Librarians, generally speaking, were the weird kids growing up. Quiet, bookish, more interested in fantasy worlds than the real one. Then we grew up, became librarians and found Our Tribe. I remember how excited I was on my first day of library school when I looked around my classroom and realized that I wasn’t the only person in the world that liked to separate their M&Ms by color before eating them.
And within our tribe, we mirrored the social strata of the outside world. Public services librarians had the flashy, exciting jobs that people who visit the library see. They hold the story times and talk about the validity of comic books as literacy tools and teach computer skills and help students find that perfect resource to finish their thesis. Meanwhile, Tech Services librarians are the anal retentive weirdos in the back that don’t like to talk to people. I can’t be the only Public Services librarian that told an outsider, “you think I’m strange, you should meet a cataloger.”
Let me tell you something. Tech Services librarians are Goddamn Heroes.
For you non-librarians, in short, Technical Services librarians get the resources in a library collection and make sure that people can find it.
- They sort out the myriad licensing agreements and format possibilities offered by publishers and distributors who seem Hell-bent on putting libraries out of business.
- They were working with metadata before metadata was cool – providing human classification on terms and concepts that can’t be programmed out by a computer to find.
- And they make sure that the information is going to be there 100 or even 1000 years from now.
To name just a few of their activities.
And yet, even though their activities are so important to the functioning of the library, they get the short end of the stick so often.
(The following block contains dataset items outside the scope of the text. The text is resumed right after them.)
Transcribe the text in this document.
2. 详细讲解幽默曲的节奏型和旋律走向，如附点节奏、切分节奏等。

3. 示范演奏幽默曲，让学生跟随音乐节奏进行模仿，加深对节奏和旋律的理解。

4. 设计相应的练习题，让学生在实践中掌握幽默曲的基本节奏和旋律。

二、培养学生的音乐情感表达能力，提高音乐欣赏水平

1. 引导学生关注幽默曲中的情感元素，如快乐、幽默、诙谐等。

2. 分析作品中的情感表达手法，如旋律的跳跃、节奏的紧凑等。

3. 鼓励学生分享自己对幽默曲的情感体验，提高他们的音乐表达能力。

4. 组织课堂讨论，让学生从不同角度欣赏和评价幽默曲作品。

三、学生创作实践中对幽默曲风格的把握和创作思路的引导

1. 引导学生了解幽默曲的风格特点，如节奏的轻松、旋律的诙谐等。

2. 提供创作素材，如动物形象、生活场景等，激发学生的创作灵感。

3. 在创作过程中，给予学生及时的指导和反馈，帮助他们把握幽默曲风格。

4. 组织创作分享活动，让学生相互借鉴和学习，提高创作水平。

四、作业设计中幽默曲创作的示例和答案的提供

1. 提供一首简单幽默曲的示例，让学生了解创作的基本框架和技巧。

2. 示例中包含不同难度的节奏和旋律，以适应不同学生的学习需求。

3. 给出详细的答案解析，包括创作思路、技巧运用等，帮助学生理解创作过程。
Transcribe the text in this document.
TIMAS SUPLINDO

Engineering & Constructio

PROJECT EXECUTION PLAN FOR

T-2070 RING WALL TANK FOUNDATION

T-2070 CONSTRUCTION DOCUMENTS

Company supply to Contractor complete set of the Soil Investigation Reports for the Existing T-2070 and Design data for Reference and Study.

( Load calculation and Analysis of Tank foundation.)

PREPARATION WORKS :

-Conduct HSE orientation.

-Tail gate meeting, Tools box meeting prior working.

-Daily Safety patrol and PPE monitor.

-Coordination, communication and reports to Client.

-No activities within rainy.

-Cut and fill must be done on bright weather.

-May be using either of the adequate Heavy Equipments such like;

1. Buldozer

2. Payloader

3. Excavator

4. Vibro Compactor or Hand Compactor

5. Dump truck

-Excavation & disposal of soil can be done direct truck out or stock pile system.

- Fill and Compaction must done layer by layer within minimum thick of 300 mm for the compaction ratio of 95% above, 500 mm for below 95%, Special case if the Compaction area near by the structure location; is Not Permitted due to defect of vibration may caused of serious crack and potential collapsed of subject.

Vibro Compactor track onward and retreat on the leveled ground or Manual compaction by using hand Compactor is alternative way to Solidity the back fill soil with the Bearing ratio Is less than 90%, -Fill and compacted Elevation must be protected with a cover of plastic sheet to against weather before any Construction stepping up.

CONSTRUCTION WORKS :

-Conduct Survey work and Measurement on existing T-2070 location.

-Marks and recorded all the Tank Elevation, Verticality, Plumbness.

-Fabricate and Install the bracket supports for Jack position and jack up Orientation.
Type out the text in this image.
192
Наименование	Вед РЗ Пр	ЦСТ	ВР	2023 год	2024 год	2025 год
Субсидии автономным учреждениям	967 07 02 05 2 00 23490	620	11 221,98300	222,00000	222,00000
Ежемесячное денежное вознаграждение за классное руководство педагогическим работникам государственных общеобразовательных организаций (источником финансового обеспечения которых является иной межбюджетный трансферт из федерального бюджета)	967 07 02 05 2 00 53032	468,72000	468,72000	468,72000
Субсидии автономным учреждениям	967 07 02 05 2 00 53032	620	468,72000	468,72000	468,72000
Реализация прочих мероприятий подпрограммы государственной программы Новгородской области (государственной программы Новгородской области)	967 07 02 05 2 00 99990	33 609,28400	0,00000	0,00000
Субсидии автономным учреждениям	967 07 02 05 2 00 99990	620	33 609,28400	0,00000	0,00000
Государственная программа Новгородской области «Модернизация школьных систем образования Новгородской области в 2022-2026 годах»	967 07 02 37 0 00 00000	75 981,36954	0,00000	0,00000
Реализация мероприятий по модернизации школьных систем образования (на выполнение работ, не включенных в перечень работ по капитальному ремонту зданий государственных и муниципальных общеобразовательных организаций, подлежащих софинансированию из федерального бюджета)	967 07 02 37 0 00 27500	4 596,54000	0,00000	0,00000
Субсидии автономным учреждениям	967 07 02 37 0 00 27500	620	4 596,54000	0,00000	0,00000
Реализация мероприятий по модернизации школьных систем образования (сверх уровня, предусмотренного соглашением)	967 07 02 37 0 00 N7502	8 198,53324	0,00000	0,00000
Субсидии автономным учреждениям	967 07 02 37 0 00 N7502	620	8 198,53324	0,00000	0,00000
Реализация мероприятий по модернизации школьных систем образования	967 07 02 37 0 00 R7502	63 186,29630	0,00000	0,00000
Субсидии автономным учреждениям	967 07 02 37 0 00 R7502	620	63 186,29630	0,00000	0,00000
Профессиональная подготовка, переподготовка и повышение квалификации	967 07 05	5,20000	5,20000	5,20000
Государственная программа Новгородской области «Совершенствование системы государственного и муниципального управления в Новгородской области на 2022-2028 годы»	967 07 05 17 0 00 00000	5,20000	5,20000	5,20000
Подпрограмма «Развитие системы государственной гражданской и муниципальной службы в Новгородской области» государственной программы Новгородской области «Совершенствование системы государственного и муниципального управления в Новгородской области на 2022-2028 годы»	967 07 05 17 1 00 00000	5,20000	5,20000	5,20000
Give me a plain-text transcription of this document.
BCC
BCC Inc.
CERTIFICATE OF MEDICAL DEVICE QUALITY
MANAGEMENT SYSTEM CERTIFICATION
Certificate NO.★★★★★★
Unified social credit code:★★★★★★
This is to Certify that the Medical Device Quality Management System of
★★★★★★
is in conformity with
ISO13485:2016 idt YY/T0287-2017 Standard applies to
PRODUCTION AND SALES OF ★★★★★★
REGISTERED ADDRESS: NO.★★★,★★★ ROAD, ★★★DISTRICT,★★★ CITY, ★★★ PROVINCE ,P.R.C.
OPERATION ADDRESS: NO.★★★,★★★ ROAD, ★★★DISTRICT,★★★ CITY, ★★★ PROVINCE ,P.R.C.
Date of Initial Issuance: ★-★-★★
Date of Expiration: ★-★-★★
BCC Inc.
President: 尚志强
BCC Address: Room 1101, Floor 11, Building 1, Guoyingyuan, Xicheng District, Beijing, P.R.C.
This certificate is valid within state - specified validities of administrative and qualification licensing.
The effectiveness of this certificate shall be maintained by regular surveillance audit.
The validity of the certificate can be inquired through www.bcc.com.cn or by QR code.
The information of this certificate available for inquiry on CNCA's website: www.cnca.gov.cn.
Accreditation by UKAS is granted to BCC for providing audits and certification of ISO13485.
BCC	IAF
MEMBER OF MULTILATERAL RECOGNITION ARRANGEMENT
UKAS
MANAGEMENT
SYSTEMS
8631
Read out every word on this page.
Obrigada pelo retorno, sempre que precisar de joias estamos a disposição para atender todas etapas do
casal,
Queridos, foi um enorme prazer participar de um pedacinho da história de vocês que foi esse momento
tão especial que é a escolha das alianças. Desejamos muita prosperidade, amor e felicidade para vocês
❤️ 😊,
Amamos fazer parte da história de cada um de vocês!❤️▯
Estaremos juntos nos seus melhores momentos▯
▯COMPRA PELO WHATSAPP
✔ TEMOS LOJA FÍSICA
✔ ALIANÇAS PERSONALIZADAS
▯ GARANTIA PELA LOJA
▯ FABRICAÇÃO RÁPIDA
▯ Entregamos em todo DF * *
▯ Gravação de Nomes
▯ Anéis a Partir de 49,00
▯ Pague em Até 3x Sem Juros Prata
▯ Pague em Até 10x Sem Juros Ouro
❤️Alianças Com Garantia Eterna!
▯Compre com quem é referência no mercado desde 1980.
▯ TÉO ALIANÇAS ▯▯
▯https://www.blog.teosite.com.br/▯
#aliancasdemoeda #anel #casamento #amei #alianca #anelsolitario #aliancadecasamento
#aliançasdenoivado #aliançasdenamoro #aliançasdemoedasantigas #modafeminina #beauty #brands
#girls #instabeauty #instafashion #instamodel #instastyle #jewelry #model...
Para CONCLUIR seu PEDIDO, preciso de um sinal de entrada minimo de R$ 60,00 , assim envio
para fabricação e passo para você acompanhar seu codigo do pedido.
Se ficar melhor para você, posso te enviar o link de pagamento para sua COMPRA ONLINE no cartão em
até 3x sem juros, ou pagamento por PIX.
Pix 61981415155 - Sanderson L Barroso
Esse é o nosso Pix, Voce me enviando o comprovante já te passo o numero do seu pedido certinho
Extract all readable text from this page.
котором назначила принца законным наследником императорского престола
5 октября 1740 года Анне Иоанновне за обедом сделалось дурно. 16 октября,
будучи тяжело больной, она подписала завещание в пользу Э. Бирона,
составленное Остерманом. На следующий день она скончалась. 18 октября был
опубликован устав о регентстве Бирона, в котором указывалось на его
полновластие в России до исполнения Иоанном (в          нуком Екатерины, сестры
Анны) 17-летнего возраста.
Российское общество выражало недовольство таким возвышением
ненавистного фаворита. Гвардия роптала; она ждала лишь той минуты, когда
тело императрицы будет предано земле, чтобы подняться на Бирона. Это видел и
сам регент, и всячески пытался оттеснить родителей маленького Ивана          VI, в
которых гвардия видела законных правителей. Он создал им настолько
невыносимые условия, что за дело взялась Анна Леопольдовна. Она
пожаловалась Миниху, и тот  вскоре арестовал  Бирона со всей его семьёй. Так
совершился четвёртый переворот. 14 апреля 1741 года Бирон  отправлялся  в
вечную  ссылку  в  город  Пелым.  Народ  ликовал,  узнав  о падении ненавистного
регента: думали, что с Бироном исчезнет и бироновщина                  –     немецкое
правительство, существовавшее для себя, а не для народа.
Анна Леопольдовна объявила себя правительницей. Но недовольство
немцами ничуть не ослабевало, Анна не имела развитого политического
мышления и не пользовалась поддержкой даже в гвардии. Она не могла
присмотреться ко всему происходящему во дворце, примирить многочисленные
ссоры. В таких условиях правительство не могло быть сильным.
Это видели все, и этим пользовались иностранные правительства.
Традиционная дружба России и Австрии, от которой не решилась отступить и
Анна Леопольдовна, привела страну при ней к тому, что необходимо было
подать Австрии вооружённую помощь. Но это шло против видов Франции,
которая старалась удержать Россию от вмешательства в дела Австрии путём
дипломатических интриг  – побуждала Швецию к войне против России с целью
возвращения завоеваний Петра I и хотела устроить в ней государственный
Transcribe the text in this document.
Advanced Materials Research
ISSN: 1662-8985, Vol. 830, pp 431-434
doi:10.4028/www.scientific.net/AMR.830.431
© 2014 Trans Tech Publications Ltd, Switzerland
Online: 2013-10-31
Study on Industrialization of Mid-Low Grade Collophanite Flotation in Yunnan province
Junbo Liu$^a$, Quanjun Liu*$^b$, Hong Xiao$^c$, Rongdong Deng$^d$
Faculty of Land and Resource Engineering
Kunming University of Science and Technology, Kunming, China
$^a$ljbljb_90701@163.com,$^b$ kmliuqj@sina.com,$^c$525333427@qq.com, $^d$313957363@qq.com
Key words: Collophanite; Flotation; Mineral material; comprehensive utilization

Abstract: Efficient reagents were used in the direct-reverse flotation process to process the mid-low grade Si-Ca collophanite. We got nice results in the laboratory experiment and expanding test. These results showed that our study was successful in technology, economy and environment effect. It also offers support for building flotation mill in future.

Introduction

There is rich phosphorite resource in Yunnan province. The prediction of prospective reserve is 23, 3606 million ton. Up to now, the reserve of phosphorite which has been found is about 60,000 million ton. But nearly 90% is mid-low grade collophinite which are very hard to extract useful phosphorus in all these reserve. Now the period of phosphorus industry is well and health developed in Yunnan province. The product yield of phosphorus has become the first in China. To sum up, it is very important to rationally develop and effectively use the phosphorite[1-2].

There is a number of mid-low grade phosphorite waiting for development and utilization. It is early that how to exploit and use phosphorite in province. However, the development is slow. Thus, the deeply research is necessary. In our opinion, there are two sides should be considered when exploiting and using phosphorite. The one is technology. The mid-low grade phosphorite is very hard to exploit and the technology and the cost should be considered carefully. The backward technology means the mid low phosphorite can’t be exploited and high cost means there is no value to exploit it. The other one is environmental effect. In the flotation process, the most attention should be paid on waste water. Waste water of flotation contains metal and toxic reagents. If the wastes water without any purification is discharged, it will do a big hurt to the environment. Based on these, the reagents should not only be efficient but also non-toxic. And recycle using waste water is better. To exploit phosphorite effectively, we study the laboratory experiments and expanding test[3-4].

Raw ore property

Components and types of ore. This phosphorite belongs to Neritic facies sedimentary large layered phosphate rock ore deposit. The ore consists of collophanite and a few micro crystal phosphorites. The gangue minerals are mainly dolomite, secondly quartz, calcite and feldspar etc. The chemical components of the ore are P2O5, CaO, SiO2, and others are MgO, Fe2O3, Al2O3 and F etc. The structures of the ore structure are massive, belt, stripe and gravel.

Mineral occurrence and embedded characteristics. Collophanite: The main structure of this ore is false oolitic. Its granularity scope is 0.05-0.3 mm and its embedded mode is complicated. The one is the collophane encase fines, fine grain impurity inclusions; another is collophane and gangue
In my corner of LibraryLand – law libraries – specialized law library tech services departments are being combined with main campus libraries. Some libraries are deciding to outsource their cataloging operations to third parties that – according to their job postings – only require high school diplomas and pay accordingly.
The library community has been struggling with its relevance in the age of bookstore cafes, amazon/kindle and Wikipedia. Yes, there are probably more comfortable places to study, easier ways to get ebooks and good sources of information that you don’t have to leave your home to access. We’re working on that. We can also point to the fact that we’re one of the few places that will protect your privacy in accessing information and make sure all information is available regardless of its popularity.
But I think we fail to appreciate and promote the value that Tech Services Librarians bring to the community as a whole. We live in an information age and Tech Services librarians can provide the tools and knowledge to make it easier to navigate, via standards like RDA. Our classification schema and abilities are the crown jewels of libraries and it’s time to polish them up and show them off to the world.
So thank you, Technical Services Librarians, for all that you do and have done. I’m sorry that I have failed to truly appreciate you and acknowledge your contributions to libraries and, hopefully, the future of the Internet and digital information.